STINNER Victor added the comment:

"(it's probably broken with non-blocking streams too, for the same
reason)"

Yes it is :-)

We hitted this issue on eventlet when I changed the socket.send() method in 
eventlet 0.18 to stop sending data on partial write, whereas eventlet < 0.18 
used a loop to ensure that all bytes are written.

The side effect of my change is that (indirectly) 
socket.makefile().writelines() may also use partial write if the underlying 
send() only writes partially data.

The problem is that writelines() has *no* result, so the caller cannot be aware 
of the partial write and data is lost...

eventlet:

* send() change: https://github.com/eventlet/eventlet/issues/274
* writelines() bug: https://github.com/eventlet/eventlet/issues/295


"In the spirit of RawIO.write(), I think RawIO.writelines() could return
the number of bytes written (allowing for partial writes)."

I don't know yet what is the best option for eventlet, but we should probaly 
enhance the Python stdlib io module to return something on writelines() and 
*document* the behaviour on partial write.

The problem writelines() API is that writelines() not only takes a single 
text/bytes string, but a *list* of text/bytes strings.
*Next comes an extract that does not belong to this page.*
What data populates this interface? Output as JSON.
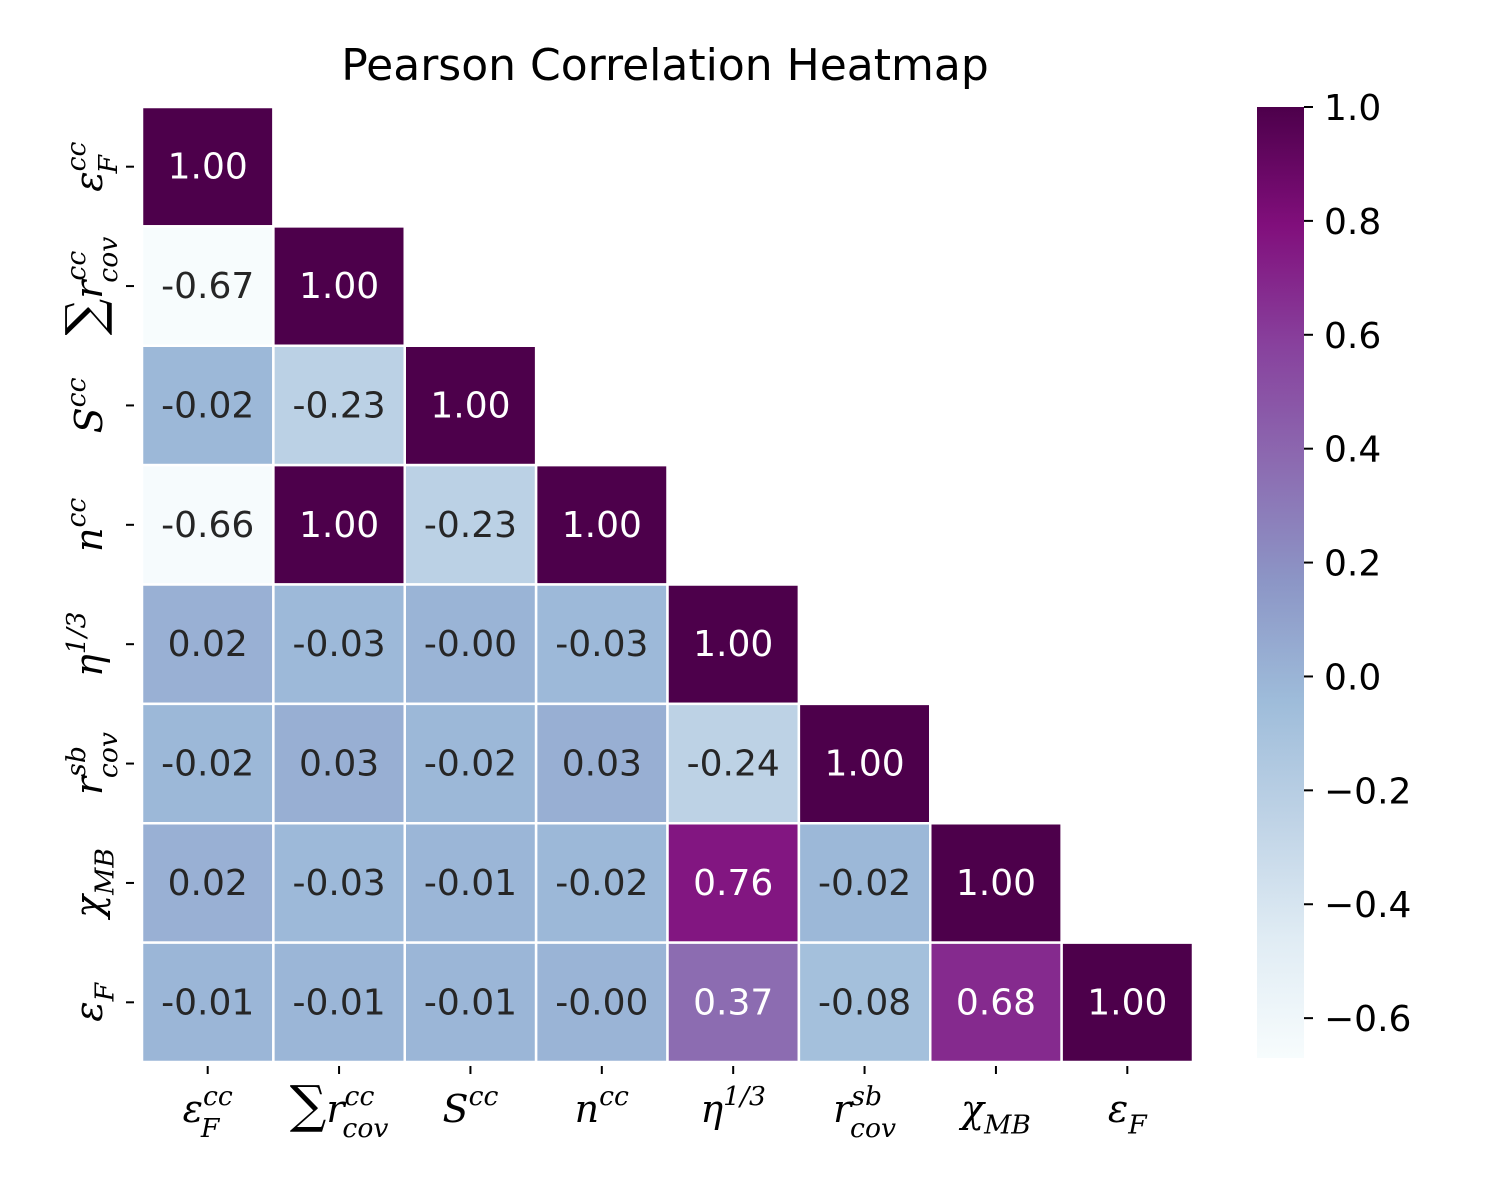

Another option is to modify to retry on partial write to ensure that all data 
is written. If the underlying write() method returns None (blocking I/O error), 
we must raise an error. It doesn't make sense to retry writing on a 
non-blocking I/O error.

In this case, we must document that writelines() *must not* be used on 
non-blocking I/O (ex: non-blocking socket, pipe, whatever).